「やろうと思ってるんですけど、なかなか続かなくて」
そう言う方に、施術の現場でよく出会います。でも続けられないのは、意志が弱いからではありません。続けられない理由には、ほとんどの場合パターンがあります。そのパターンを知るだけで、続け方が変わります。
続けられない人の典型パターン
自分に当てはまるものがないか、確認してみてください。
最初から100点をやろうとする
化粧水・美容液・乳液・クリーム・パック。全部揃えて完璧にやろうとする。最初の数日はできても、疲れた日に一度崩れると、そのままやめてしまいます。
変化を早く求めすぎる
1〜2週間で「変わらない」と判断してやめてしまうパターンです。第11回でお伝えしたように、バリア回復でも2〜4週間、色素沈着の改善には3〜6ヶ月かかります。変化が出る前にやめているケースがほとんどです。
工程が多すぎて面倒になる
やる前から「今日は面倒だな」と感じる状態は、習慣化の大敵です。工程が多いほど、続けるためのハードルが上がります。
生活の流れに組み込めていない
「時間があればやる」という状態は、習慣になりません。習慣とは、考えなくても自動的にやっていることです。スキンケアが「特別なこと」のうちは、続けるのが難しいままです。
習慣化は気合いじゃなく仕組み
続けられる人と続けられない人の差は、意志の強さではありません。仕組みを作っているかどうかの差です。
既存の習慣にくっつける
歯磨きの後に化粧水、お風呂上がりにセラミド美容液。すでに毎日やっていることの直後にくっつけると、新しいことを始める心理的ハードルが一気に下がります。「歯磨きしたら化粧水」と決めてしまえば、もう考える必要がありません。
スキンケア用品を見える位置に置く
洗面台の引き出しの中にしまっている限り、存在を忘れがちです。
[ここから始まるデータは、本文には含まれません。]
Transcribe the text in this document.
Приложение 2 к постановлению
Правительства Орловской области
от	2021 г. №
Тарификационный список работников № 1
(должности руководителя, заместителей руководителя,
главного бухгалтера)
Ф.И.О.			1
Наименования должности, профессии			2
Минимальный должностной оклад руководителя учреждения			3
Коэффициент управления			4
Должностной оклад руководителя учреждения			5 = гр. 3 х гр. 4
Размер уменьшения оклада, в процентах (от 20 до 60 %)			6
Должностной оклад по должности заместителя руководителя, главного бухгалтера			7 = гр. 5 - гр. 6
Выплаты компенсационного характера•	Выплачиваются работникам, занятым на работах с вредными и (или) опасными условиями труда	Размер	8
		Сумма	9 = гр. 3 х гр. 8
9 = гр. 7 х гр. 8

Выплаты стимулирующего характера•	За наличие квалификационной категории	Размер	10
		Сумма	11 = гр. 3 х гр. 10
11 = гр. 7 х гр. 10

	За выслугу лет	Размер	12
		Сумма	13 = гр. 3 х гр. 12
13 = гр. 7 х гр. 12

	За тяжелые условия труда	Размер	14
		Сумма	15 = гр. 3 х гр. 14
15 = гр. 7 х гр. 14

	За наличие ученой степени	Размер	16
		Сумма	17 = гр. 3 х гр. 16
毎日目に入る場所に置くだけで、やる確率が上がります。環境を変えることが、行動を変える一番の近道です。
夜は1ステップでもOKにする
疲れた日は化粧水だけでいい、と決めておきます。「できない日があってもいい」という許可を自分に出すことで、ゼロになることを防げます。1ステップでもやったことが、明日につながります。
POINT
やるかどうかを考えなくていい状態を作ること。それが習慣化の本質です。
完璧主義をやめる
現場でスキンケアをやめてしまう理由として、最も多いのがこれです。
「ちゃんとできない日があって、もういいやになる」
完璧にできない日があると、全部崩れた気がしてやめてしまう。でもそれは大きな誤解です。
60点
を3ヶ月
続けた人
100点
を3日で
やめた人
圧倒的に肌が変わるのは、60点を続けた人です。
これは断言できます。
毎日60点のケアを3ヶ月続けた肌と、完璧なケアを3日でやめた肌では、比較にならないほど差が出ます。
ちゃんとできない日があっていいんです。疲れた日は化粧水だけでいい。出張先で全部揃えられなくてもいい。大事なのは、ゼロにしないことです。
スキンケアは未来の自分への投資
義務としてやっている限り、続けることはしんどいままです。でも視点をひとつ変えると続け方が変わります。
スキンケアは義務ではなく、未来の自分への投資です。
今日のケアは2週間後の肌に出ます。今日使ったセラミドは、来月のバリア機能に影響します。今日の紫外線対策は、5年後のシミの出方を変えます。
今日のケアは、未来の自分が受け取る贈り物だと思ってください。
面倒な日も「未来の自分のために少しだけやっておこう」という気持ちになりやすくなります。続けることが、正義です。
続けられないのは意志の問題ではなく、仕組みの問題です。既存の習慣にくっつける、見える位置に置く、夜は1ステップでもOKにする。やるかどうかを考えなくていい状態を作ることが習慣化の本質です。
完璧にやろうとしなくていいです。60点を続ける人が、100点を3日でやめる人より圧倒的に肌は変わります。今日の小さなケアが、2週間後・1ヶ月後・5年後の肌を作っています。